Influenza and Pneumonia Mortality in the United States Registration Area for Each Year Since 1900.
Year. Annual death rates per 100,000.
Pneumonia. Influenza. Combined diseases.
1900 158.6 22.8 181.4
1901 133.5 32.2 167.7
1902 124.7 10.1 134.8
1903 122.6 18.5 141.1
1904 136.3 20.2 156.5
1905 115.7 18.8 134.5
1906 110.8 10.3 121.1
1907 120.8 23.3 144.1
1908 98.8 21.3 120.1
1909 96.3 13.0 109.3
1910 147.7 14.4 162.1
1911 133.7 15.7 149.4
1912 132.3 10.3 142.6
1913 132.4 12.2 144.6
1914 127.0 9.1 136.1
1915 132.7 16.0 148.7
1916 137.3 26.4 163.7

At best our information for these years is unsatisfactory. It is greatly to be desired that individuals who have access not only to the current medical literature, but also to the vital statistics and other records for all countries possessing reliable records, and who are versed in the newer mathematical methods of demography, establish definitely the influenza prevalence and distribution during these interpandemic years. The difficulty in this work is that mortality statistics are unreliable and morbidity statistics are lacking.

Influenza in 1915–1916.—Until the end of 1915 there was no widespread distribution in the United States similar to that of 1900 and 1901, but at that time there developed a widespread epidemic in this country of similar or possibly slightly greater severity than that of fifteen years previously. Reference to the last table will show that during 1916 the annual death rate from influenza as reported in the United States Vital Statistics reached the rate of 26.4 per 100,000. According to V. C. Vaughan the literature of that time shows that this epidemic originated in the West, first attracting attention at Denver, and gradually spread over the country.
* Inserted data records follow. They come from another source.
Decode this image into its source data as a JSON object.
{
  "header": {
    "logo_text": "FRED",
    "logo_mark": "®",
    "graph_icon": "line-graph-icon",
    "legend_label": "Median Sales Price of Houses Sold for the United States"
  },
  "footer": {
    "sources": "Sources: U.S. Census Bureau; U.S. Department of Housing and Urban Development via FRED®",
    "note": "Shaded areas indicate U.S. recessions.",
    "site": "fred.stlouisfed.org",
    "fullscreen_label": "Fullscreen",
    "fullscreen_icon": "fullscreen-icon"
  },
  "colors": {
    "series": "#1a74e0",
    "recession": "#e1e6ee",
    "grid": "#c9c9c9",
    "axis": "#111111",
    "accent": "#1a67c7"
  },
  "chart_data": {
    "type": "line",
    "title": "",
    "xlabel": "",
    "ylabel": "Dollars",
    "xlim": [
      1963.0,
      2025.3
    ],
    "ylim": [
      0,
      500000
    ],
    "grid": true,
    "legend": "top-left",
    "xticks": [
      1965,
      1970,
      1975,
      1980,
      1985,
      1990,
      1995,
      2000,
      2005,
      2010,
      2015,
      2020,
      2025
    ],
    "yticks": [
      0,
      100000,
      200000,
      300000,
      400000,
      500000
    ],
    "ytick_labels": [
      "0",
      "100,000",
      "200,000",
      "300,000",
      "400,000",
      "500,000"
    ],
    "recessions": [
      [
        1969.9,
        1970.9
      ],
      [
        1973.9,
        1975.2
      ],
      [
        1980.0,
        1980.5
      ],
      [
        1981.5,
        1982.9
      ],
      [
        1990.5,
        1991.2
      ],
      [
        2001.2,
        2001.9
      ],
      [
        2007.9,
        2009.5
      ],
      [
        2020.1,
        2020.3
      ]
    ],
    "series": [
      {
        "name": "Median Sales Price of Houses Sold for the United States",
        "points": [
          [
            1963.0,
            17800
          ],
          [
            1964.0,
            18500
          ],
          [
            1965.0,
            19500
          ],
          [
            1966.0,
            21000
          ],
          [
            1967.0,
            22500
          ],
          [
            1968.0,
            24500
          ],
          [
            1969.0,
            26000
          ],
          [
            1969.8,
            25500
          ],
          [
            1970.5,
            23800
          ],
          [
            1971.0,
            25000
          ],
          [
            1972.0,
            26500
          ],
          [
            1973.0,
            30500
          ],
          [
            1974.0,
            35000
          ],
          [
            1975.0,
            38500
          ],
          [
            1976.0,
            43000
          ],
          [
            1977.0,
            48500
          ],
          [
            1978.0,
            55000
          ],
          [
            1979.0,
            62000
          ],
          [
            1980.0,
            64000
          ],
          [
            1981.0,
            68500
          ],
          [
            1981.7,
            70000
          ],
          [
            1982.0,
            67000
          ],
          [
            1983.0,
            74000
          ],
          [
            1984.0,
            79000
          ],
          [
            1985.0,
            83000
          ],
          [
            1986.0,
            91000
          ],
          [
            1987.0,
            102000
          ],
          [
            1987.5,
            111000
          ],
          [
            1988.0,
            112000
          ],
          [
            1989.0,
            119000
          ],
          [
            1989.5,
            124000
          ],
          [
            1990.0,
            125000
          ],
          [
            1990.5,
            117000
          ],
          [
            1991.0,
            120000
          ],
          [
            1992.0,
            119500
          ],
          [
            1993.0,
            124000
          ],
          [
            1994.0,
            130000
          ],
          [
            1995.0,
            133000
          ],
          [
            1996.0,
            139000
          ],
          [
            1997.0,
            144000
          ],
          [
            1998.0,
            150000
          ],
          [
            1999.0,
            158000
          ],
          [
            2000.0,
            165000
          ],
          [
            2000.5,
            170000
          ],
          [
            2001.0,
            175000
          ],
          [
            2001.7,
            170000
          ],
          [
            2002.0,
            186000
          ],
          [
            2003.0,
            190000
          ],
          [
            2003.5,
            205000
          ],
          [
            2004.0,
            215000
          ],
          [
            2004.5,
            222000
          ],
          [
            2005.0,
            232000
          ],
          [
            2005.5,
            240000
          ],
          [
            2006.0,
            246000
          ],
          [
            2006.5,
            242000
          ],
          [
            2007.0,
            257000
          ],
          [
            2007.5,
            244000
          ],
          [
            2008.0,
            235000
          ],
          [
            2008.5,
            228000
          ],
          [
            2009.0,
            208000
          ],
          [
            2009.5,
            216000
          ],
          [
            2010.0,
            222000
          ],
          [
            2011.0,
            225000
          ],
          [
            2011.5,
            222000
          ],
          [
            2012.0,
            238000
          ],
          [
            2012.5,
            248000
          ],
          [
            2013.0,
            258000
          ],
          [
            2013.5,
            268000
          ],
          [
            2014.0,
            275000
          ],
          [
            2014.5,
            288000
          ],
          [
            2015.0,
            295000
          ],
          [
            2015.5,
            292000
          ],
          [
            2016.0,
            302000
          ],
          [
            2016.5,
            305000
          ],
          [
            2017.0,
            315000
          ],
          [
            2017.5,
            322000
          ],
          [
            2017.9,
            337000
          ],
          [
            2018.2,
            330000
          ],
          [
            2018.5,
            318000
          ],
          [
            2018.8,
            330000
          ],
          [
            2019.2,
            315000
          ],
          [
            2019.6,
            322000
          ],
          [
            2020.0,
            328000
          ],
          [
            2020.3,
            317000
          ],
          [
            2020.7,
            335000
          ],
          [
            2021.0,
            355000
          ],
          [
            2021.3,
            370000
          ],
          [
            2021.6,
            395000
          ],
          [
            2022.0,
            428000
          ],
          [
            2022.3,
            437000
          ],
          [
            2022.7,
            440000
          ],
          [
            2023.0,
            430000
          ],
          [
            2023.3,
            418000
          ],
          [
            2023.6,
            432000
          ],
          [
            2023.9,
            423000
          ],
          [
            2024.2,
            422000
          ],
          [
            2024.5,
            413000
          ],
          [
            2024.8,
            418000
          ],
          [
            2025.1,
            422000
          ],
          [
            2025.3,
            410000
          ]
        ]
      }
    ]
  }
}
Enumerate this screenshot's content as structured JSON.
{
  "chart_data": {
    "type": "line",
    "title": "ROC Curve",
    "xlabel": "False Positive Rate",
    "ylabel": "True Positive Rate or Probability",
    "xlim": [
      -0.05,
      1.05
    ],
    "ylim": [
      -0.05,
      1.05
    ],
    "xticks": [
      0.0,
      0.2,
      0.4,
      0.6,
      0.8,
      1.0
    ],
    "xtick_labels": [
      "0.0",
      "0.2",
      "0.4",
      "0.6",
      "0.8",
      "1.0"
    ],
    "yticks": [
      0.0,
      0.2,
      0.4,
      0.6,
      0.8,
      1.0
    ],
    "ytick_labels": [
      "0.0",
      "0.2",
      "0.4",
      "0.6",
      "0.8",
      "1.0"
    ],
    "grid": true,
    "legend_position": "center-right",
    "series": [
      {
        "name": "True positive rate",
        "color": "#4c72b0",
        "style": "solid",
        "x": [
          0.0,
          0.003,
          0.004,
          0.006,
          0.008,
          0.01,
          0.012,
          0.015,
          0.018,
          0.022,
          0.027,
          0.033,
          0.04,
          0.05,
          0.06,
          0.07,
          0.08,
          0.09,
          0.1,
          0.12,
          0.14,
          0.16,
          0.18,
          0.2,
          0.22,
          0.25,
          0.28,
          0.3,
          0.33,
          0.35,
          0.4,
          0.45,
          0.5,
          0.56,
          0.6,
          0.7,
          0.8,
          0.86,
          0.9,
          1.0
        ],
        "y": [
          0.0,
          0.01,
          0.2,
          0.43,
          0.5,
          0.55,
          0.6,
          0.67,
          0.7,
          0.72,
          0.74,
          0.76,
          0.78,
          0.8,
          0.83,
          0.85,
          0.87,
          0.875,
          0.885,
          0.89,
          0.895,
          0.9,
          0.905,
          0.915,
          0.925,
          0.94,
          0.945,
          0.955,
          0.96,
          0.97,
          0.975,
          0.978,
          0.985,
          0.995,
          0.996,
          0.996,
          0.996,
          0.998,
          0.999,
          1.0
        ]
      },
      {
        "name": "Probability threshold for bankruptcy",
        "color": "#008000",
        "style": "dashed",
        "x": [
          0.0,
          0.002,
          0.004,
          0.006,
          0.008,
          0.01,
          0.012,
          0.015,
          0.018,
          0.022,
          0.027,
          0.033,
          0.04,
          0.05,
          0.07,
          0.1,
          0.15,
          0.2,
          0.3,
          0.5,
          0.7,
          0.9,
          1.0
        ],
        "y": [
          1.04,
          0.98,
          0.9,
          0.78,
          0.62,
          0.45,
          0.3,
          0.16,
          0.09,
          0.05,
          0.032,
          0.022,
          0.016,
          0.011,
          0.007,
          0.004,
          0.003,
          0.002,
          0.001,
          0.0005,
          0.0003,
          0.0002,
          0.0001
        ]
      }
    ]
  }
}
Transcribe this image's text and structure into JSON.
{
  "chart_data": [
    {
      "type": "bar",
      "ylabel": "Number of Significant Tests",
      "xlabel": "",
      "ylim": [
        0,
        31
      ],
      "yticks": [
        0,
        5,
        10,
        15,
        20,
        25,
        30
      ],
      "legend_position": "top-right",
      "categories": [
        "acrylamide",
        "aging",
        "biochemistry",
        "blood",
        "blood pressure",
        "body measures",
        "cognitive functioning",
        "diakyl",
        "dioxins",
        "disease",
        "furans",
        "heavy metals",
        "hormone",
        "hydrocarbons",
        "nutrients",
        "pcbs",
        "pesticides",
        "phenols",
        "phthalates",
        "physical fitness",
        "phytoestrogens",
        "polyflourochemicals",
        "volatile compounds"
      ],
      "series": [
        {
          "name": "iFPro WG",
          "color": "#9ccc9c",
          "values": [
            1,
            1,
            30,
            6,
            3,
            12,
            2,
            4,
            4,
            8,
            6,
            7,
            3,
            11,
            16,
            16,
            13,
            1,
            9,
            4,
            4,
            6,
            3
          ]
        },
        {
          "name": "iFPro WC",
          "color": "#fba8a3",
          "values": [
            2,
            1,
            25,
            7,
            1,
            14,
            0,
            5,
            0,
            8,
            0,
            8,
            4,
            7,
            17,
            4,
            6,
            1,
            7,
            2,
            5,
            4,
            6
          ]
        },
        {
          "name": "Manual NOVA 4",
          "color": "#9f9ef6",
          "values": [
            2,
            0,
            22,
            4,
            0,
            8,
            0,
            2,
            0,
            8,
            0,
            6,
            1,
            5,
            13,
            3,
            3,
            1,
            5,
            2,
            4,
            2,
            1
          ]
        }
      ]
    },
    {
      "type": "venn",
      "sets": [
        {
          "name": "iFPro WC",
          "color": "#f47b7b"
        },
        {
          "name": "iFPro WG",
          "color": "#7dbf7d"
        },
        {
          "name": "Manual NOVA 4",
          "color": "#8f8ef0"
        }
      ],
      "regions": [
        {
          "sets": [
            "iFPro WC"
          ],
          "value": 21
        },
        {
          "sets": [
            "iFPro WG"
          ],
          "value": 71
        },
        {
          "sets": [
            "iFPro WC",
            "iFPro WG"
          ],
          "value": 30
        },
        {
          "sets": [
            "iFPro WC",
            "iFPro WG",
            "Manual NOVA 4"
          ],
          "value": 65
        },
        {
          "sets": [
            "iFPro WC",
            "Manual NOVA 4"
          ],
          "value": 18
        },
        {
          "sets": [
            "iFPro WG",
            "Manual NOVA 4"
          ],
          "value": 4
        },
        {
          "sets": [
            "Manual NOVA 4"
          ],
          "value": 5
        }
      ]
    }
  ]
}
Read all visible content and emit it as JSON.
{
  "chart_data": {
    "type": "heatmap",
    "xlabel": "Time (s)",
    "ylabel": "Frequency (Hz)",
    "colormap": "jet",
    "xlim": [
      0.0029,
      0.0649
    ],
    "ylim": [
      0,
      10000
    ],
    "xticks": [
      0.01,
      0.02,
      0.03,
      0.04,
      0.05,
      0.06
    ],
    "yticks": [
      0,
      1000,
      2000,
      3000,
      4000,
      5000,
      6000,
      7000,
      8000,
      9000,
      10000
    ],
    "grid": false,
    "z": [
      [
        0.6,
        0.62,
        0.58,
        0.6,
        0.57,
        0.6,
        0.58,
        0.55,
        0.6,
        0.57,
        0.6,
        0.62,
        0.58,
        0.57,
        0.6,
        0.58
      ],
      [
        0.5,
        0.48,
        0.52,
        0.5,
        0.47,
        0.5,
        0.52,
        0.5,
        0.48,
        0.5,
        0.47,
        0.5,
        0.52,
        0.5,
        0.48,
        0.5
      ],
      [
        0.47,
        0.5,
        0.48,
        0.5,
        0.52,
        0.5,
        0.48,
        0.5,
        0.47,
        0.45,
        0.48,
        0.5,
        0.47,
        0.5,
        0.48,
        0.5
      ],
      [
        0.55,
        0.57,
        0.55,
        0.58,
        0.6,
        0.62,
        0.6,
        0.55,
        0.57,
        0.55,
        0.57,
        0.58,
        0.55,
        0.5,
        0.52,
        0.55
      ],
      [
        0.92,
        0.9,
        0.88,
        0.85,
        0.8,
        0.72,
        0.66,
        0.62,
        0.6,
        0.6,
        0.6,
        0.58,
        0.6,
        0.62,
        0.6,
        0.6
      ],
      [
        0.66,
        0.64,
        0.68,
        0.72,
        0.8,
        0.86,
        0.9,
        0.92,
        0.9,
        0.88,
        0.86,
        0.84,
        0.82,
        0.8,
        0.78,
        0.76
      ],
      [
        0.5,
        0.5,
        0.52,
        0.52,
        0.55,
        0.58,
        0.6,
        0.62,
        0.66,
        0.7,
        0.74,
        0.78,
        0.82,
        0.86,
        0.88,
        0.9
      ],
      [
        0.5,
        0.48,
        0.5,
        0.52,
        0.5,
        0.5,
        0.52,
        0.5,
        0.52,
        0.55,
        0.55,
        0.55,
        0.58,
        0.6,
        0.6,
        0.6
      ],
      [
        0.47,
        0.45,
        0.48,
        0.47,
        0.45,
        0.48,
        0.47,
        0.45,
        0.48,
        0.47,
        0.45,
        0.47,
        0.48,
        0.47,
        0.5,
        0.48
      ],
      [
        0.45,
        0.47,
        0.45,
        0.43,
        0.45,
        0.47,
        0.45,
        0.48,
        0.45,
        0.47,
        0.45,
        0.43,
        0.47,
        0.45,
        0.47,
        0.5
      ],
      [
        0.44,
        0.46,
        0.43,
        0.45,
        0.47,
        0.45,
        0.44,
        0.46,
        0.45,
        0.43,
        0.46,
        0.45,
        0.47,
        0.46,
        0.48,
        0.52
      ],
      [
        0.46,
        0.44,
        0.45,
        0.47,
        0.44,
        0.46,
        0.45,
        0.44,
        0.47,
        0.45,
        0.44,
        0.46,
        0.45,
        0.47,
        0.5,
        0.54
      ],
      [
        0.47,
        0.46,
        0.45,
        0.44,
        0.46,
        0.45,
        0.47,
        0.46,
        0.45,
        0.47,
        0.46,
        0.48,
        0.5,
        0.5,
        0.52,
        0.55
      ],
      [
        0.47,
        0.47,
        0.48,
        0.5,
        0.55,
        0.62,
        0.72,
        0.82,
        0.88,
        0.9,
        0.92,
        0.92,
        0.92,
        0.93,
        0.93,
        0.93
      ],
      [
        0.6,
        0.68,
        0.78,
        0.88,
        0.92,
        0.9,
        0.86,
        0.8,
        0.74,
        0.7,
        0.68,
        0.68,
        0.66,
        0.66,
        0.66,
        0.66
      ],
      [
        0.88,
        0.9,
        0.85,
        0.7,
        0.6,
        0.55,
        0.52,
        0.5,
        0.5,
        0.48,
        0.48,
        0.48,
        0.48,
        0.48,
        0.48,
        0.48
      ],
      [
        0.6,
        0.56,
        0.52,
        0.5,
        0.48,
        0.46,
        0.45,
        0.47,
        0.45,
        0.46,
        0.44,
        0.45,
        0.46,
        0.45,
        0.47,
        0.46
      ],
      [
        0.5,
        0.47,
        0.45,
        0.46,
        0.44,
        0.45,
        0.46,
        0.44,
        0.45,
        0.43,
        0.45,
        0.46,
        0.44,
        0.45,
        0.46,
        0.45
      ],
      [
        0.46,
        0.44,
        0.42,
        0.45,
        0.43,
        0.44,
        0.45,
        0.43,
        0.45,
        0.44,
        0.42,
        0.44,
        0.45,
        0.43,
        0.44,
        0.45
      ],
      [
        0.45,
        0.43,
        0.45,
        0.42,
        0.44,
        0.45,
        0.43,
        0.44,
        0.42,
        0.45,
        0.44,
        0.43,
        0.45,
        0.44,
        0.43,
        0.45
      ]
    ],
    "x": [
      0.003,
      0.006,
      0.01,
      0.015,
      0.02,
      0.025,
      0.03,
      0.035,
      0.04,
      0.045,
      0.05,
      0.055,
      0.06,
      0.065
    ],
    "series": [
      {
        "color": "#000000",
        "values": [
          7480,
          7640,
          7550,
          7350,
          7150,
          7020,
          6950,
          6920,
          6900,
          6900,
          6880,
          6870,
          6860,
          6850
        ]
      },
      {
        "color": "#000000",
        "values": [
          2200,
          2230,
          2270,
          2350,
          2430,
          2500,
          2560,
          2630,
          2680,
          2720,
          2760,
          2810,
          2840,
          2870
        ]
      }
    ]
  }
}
Dr. Dublin of the Metropolitan Life Insurance Company gives the following table in which the deaths from influenza and pneumonia during the months of December, 1914, and January, 1915, are compared with deaths from the same cause during the months of December, 1915, and January, 1916:

Name of city Deaths reported as due to influenza. Deaths reported as due to pneumonia.
In 1915–16. In 1914–15. In 1915–16. In 1914–15.
Baltimore 57 12 219 101
Cincinnati 81 2 105 84
New Orleans 97 44 35 29
New York 494 62 2,067 1,207
Philadelphia 324 62 564 272
Providence 38 3 31 31
Total 1,091 185 3,021 1,724

Dublin states that the Industrial Department of the Metropolitan Life Insurance Company, covering the entire country and embracing ten millions of people, had deaths in the periods above mentioned, as follows:

In December, 1914, and January, 1915, the number of deaths attributed to influenza was165
While in the corresponding months of 1915–1916 the deaths attributed to influenza were957
The deaths attributed to pneumonia in December, 1914, and January, 1915, were1,468
While the number of deaths attributed to the same cause in December, 1915, and January, 1916, were2,563

Coffey and others have reported an epidemic of influenza at Worcester, Mass. during the first three weeks of January, 1916. During the first three weeks of January, 1915, there were reported in that city twenty-two deaths from respiratory diseases, making a total of 14.9 per cent. of the total deaths. In the same period of 1916 there were reported ninety-three deaths from acute respiratory diseases in the same population.

Two of the more complete descriptions of the epidemic of the year 1915–16 are those by Mathers, and by Capps and Moody. Mathers reports that: “During the winter of 1915–1916 the United States was visited by a severe epidemic of acute respiratory infections which resembled in every detail the great epidemic of 1890. This outbreak was apparently first noticed in the Middle Western States, and it spread rapidly over the entire country, taking a heavy toll of human life. December and January were the months in which these infections were most prevalent, and the epidemic had almost completely lost its impetus by March, 1916. During the height of this epidemic in Chicago, sixty-one cases of the disease were studied bacteriologically, and the results form the basis of this paper.”

Mathers found hemolytic streptococci in forty-six instances, in all of which they predominated. Green producing streptococci were found thirty times, with one pure culture, and pneumococci thirty times with four pure cultures. Staphylococci were isolated in fifty cases; Micrococcus catarrhalis in six, and Friedländer’s bacillus in one case. The influenza bacillus was found in only one instance, and then in small numbers. The majority of the patients were studied early in the course of the disease, and in the earliest, hemolytic streptococci were almost constantly found, especially in the throat. In the atypical pneumonia which followed many of the attacks of grip, hemolytic streptococci predominated. In none of these was the Bacillus influenza found.